The materials are made of soft, 3D-printer structures that respond to an external magnetic field. The collection of structures includes a smooth ring that can wrinkle up, a long tube that can squeeze shut, a sheet that can fold, and a spider-like grabber that can crawl, jump, roll, and snap.

The team of engineers also created a special 3D printer ink infused with tiny magnetic particles. For the printing, they attached an electromagnet around the nozzle of a 3D printer so that the ink would flow in a single orientation. It also allowed them to precisely print targeted sections of the soft structures, which gave them the specific magnetic orientation that would react to an external magnetic field.

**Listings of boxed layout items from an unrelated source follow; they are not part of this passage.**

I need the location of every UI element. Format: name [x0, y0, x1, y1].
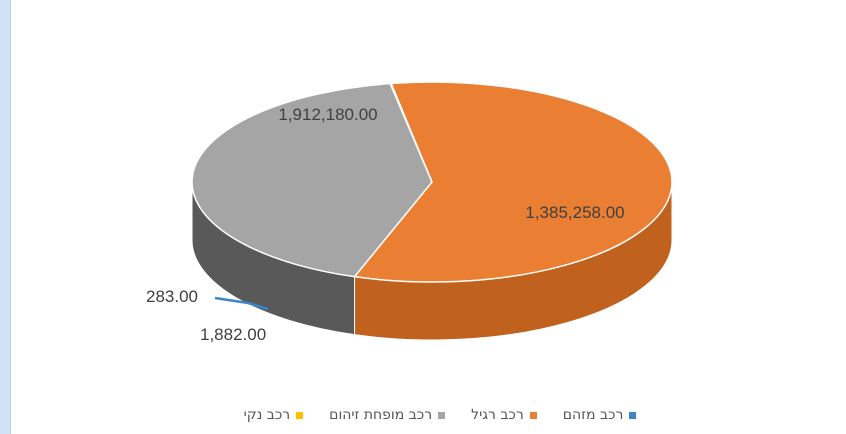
legend-item-2: רכב מופחת זיהום [329, 404, 446, 426]
data-label-0: 1,882.00 [200, 325, 266, 344]
window-edge [0, 0, 11, 434]
data-label-2: 1,385,258.00 [525, 203, 624, 222]
pie-slice-2 [191, 82, 433, 278]
legend-swatch [629, 411, 637, 419]
legend-swatch [438, 411, 446, 419]
legend-swatch [529, 411, 537, 419]
legend-label: רכב רגיל [471, 407, 524, 423]
leader-line-0 [214, 296, 269, 311]
legend-item-1: רכב רגיל [471, 404, 537, 426]
legend-swatch [296, 411, 304, 419]
legend-item-3: רכב נקי [244, 404, 304, 426]
legend-item-0: רכב מזהם [563, 404, 637, 426]
legend-label: רכב מזהם [562, 407, 624, 423]
chart-legend: רכב מזהם רכב רגיל רכב מופחת זיהום רכב נקי [180, 404, 700, 426]
legend-label: רכב מופחת זיהום [329, 407, 433, 423]
pie-slice-3 [389, 82, 433, 183]
legend-label: רכב נקי [243, 407, 291, 423]
data-label-3: 283.00 [146, 287, 198, 306]
pie-slice-1 [353, 81, 673, 283]
data-label-1: 1,912,180.00 [278, 105, 377, 124]
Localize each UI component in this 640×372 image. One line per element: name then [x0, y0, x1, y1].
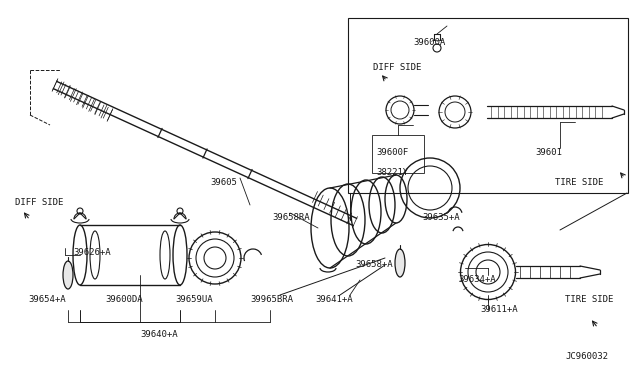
Text: TIRE SIDE: TIRE SIDE	[555, 178, 604, 187]
Text: 39658+A: 39658+A	[355, 260, 392, 269]
Text: 39611+A: 39611+A	[480, 305, 518, 314]
Text: JC960032: JC960032	[565, 352, 608, 361]
Text: 39626+A: 39626+A	[73, 248, 111, 257]
Text: DIFF SIDE: DIFF SIDE	[15, 198, 63, 207]
Text: 39654+A: 39654+A	[28, 295, 66, 304]
Text: 38221Y: 38221Y	[376, 168, 408, 177]
Text: 39605: 39605	[210, 178, 237, 187]
Text: 39641+A: 39641+A	[315, 295, 353, 304]
Text: 39640+A: 39640+A	[140, 330, 178, 339]
Text: 39965BRA: 39965BRA	[250, 295, 293, 304]
Text: 39600A: 39600A	[413, 38, 445, 47]
Text: 39635+A: 39635+A	[422, 213, 460, 222]
Text: 39634+A: 39634+A	[458, 275, 495, 284]
Text: 39600F: 39600F	[376, 148, 408, 157]
Bar	[372, 135, 424, 173]
Text: 39600DA: 39600DA	[105, 295, 143, 304]
Bar	[348, 18, 628, 193]
Text: TIRE SIDE: TIRE SIDE	[565, 295, 613, 304]
Ellipse shape	[395, 249, 405, 277]
Text: 39659UA: 39659UA	[175, 295, 212, 304]
Ellipse shape	[63, 261, 73, 289]
Text: DIFF SIDE: DIFF SIDE	[373, 63, 421, 72]
Text: 39658RA: 39658RA	[272, 213, 310, 222]
Text: 39601: 39601	[535, 148, 562, 157]
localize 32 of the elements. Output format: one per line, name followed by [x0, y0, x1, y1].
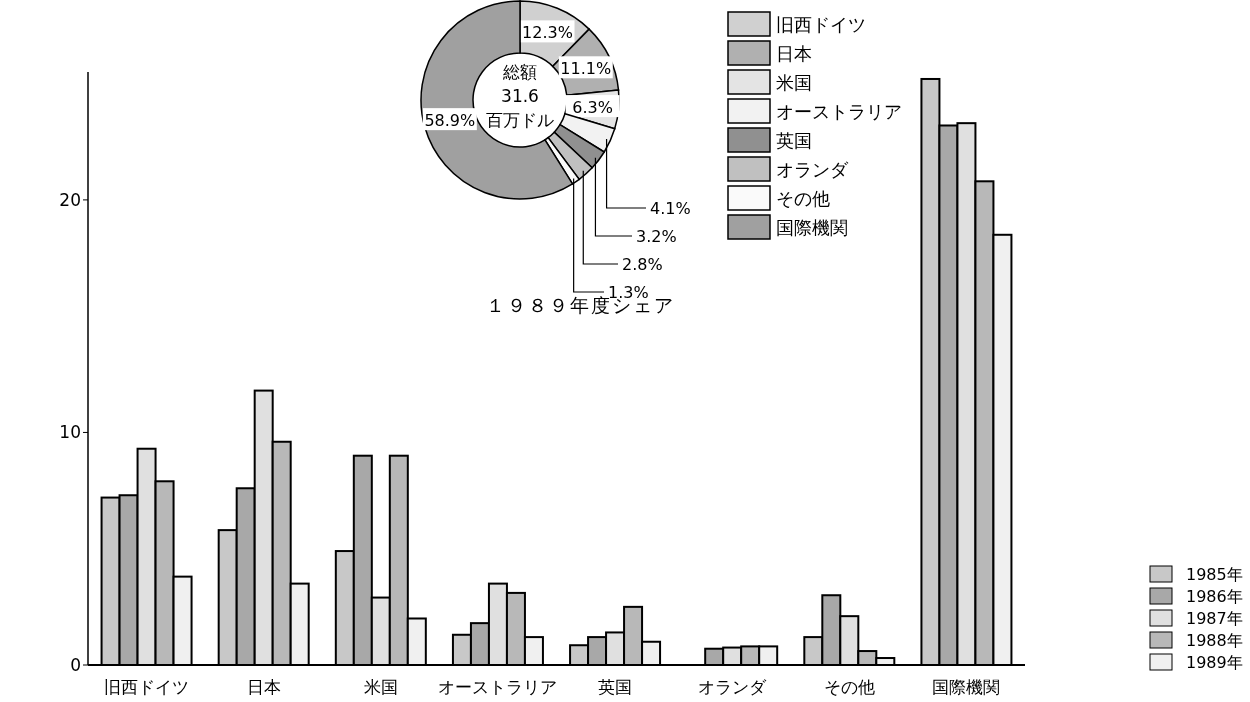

Through the magnetic ink and precise printing, the engineers were able to control the structures to assume forms or change shapes in seconds. The formation assumed by every structure depends on the distance and direction of the external magnetic field.

“We think in biomedicine this technique will find promising applications,” said Xuanhe Zhao, a professor at the department of mechanical engineering and department of civil environmental engineering at MIT.

The structures can be categorized as soft actuated devices -- moldable components designed to change their shape and move around using different mechanical means. One example is the hydrogel device that swells when exposed to a certain degree of temperature or pH level.

But unlike hydrogels or polymers, the magnetic structures can respond to its controller quickly and can assume shapes rapidly. Also, the magnetic-powered devices enable controllers to manipulate them remotely.

“With this technology reported in this paper, one can apply a magnetic field outside the human body, without using any wiring. Because of its fast responsive speed, the soft robot can fulfill many actions in a short time. These are important for practical applications,” explained Jerry Qi, professor of mechanical engineering at Georgia Tech.